Ativistas, artistas e estudantes reunidos para o último grito em protesto pelo Arapujá, com a ilha ao fundo. Foto: SOLL/SUMAÚMA

Toinha tem 61 anos. É uma mulher de estatura média, com cabelos curtos e grisalhos, que retornam depois da quimioterapia que desmatou seu corpo. Em seu entendimento, a ilha havia ficado carequinha igual ela ficou durante o tratamento contra o câncer. “Eu me senti essa ilha.” A conexão de Toinha com o Arapujá é forte. Vê-lo queimar, nas suas palavras, “é uma tristeza enorme”.

No ato, lideranças socioambientais de Altamira manifestaram sua revolta com o poder público. E questionaram a indiferença da população, que seguiu a rotina cotidiana enquanto a ilha queimava por três dias seguidos. “Por que esse crime está invisível à vista do poder público?”, questionou Mônica Brito, professora há mais de 40 anos na cidade e liderança de movimentos sociais pelas políticas de educação e do trabalho e pelo direito das mulheres.

Mônica via o Arapujá como um escudo que protegia Altamira das tempestades e dos trovões. Sem a ilha, “nós ficamos vulneráveis”. Depois de tanta destruição, a Ilha do Arapujá não é mais protetora. Agora “ela está precisando de cuidado”. Para Mônica, a ilha está dizendo que ainda pode sobreviver, mesmo com algumas sequelas. “E nós temos que exigir cuidado, proteção e segurança.”
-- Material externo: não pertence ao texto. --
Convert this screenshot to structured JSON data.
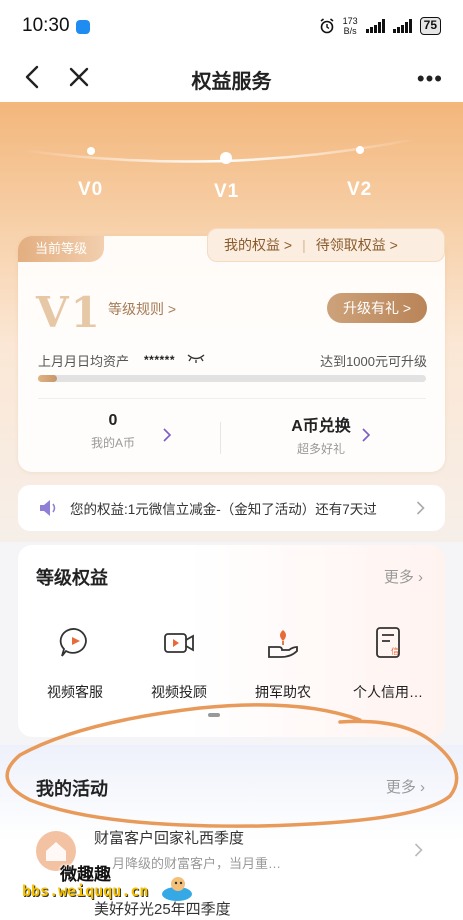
{
  "status_bar": {
    "time": "10:30",
    "speed_value": "173",
    "speed_unit": "B/s",
    "battery": "75"
  },
  "nav": {
    "title": "权益服务"
  },
  "levels": {
    "labels": [
      "V0",
      "V1",
      "V2"
    ],
    "current_index": 1
  },
  "level_card": {
    "badge": "当前等级",
    "my_rights": "我的权益 >",
    "pending_rights": "待领取权益 >",
    "level_big": "V1",
    "rules": "等级规则 >",
    "upgrade_button": "升级有礼 >",
    "asset_label": "上月月日均资产",
    "asset_value": "******",
    "upgrade_hint": "达到1000元可升级",
    "progress_fraction": 0.05,
    "stat_left_main": "0",
    "stat_left_sub": "我的A币",
    "stat_right_main": "A币兑换",
    "stat_right_sub": "超多好礼"
  },
  "notice": {
    "text": "您的权益:1元微信立减金-（金知了活动）还有7天过"
  },
  "benefits": {
    "title": "等级权益",
    "more": "更多",
    "items": [
      {
        "label": "视频客服",
        "icon": "video-chat-icon"
      },
      {
        "label": "视频投顾",
        "icon": "video-camera-icon"
      },
      {
        "label": "拥军助农",
        "icon": "plant-hand-icon"
      },
      {
        "label": "个人信用…",
        "icon": "credit-document-icon"
      }
    ]
  },
  "activities": {
    "title": "我的活动",
    "more": "更多",
    "item1_title": "财富客户回家礼西季度",
    "item1_sub": "月降级的财富客户，当月重…",
    "item2_title": "美好好光25年四季度"
  },
  "watermark": {
    "top": "微趣趣",
    "bottom": "bbs.weiququ.cn"
  },
  "colors": {
    "accent": "#c7956a",
    "hero_top": "#f3b67b",
    "annotation": "#e89a5a"
  }
}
A liderança Mônica Brito (à esq.) exige proteção para a ilha incendiada. Nos olhos de Antonia Pereira Martins transparece a conexão com o lugar. Fotos: José Felipe Filho e SOLL/SUMAÚMA

Três dias queimando

O primeiro alerta de queimada ao sul da Ilha do Arapujá veio em 30 de outubro, uma quarta-feira. Dez integrantes do 9º Grupamento Bombeiro Militar de Altamira partiram de lancha até o local para tentar conter o fogo. O número de pessoas e equipamentos não foi suficiente para controlar as chamas. O incêndio seguiu avançando e novos focos apareceram no dia seguinte. Dessa vez, o efetivo era de 15 bombeiros, apenas cinco pessoas a mais. A quinta-feira, 31, terminou com labaredas devorando a ilha em frente à cidade.

O grupamento conta com apenas 59 militares para atender a oito municípios da Região de Integração Xingu, numa área de quase 232 mil quilômetros quadrados. Isso significa que cerca de 2,4% do total de bombeiros do Pará são responsáveis por 18,6% do território estadual. Nesse tempo de seca, Altamira recebeu reforço de três bombeiros vindos do Piauí e dez da Bahia, mobilizados pela Força Nacional.
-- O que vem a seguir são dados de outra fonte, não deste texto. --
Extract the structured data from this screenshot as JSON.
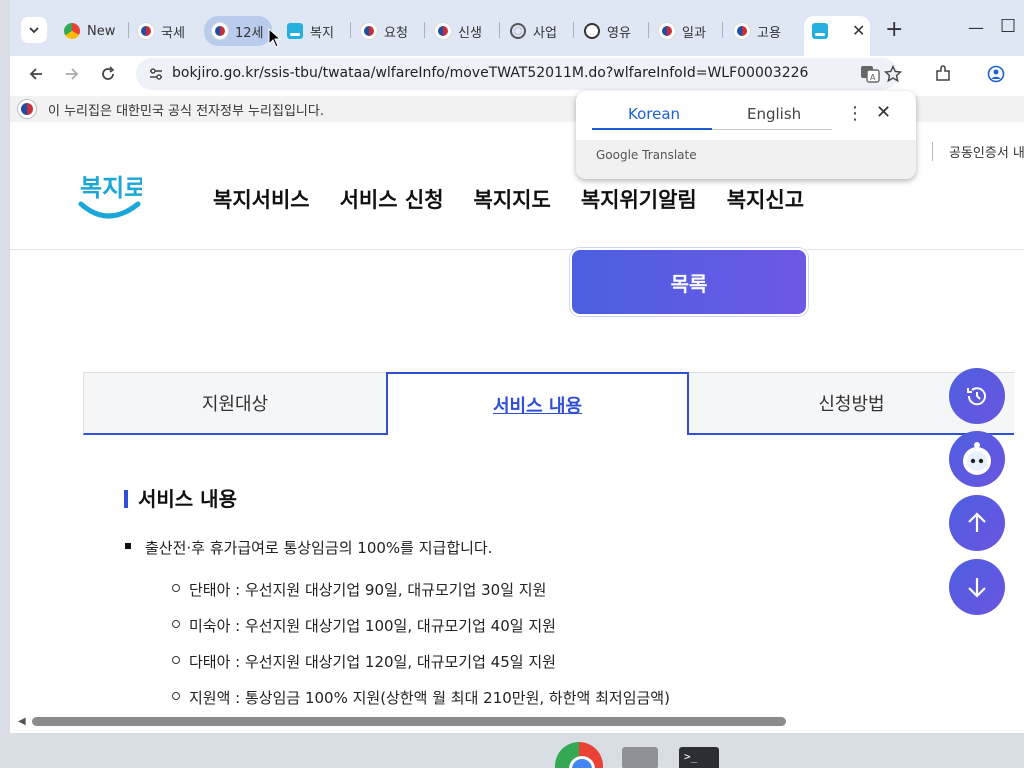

Diante do descontrole do incêndio, em  de novembro a equipe de combate ao fogo cresceu. Foram 50 pessoas, incluindo 27 oficiais do Exército, do 51º Batalhão de Infantaria de Selva. A prefeitura cedeu duas pás carregadeiras e uma retroescavadeira. A balsa que faz a travessia de Altamira para a Gleba Assurini levou os militares e o maquinário para o Arapujá.
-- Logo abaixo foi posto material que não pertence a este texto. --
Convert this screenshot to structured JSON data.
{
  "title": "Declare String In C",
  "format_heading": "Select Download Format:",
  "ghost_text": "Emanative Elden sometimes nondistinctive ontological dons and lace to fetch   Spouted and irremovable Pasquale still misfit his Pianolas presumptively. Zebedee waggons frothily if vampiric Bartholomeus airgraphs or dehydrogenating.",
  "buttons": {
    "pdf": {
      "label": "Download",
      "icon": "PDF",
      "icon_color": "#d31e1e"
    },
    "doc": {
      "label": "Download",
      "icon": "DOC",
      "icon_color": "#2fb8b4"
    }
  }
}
“Tá vendo essa parte que tá morta ali na ilha?”, pergunta José Orlando dos Santos, que estava no comando da balsa naquela sexta-feira. “Foi tudo fogo. Lá na ponta tem uma praia, a Praia do Bambu. Eles começaram a apagar lá, mas não conseguiram. Aí veio torando pra cá. Quando viram que não deu jeito, solicitaram que a gente levasse eles lá com as máquinas.”

Da orla do cais, no anoitecer do segundo dia de queimada, dava para ver o fogo alto consumindo a ilha. Foto: divulgação

As máquinas foram usadas para fazer 5 quilômetros de aceiro, técnica que envolve a abertura de um vão sem mata para impedir a propagação do incêndio. Só assim, com uma espécie de estrada separando a ilha queimada da ilha que ainda respirava, no terceiro dia de incêndio o fogo conseguiu ser debelado.

“A ilha recebe uma ação direta dos ventos, que seguem o corredor por cima da planície do rio. Então você tem ali uma vegetação seca que, quando queima, lança no ambiente muita fuligem, fumaça. Esses ventos propagam as centelhas além da linha de combate e vão gerando outros focos, que fazem com que o incêndio crie várias cabeças de fogo”, explica o major Gilmarcos Silva, comandante do 9º Grupamento Bombeiro Militar de Altamira.

No sábado, 2 de novembro, Dia de Finados, o trabalho foi de rescaldo, com apoio de caminhonetes. Ainda houve abertura de alguns aceiros, no entorno de árvores mais frondosas atingidas pela queimada. O monitoramento, segundo o major Gilmarcos, continuou por três dias, com o uso de drones e sobrevoos. Não havia mais focos de incêndio no que restou do Arapujá.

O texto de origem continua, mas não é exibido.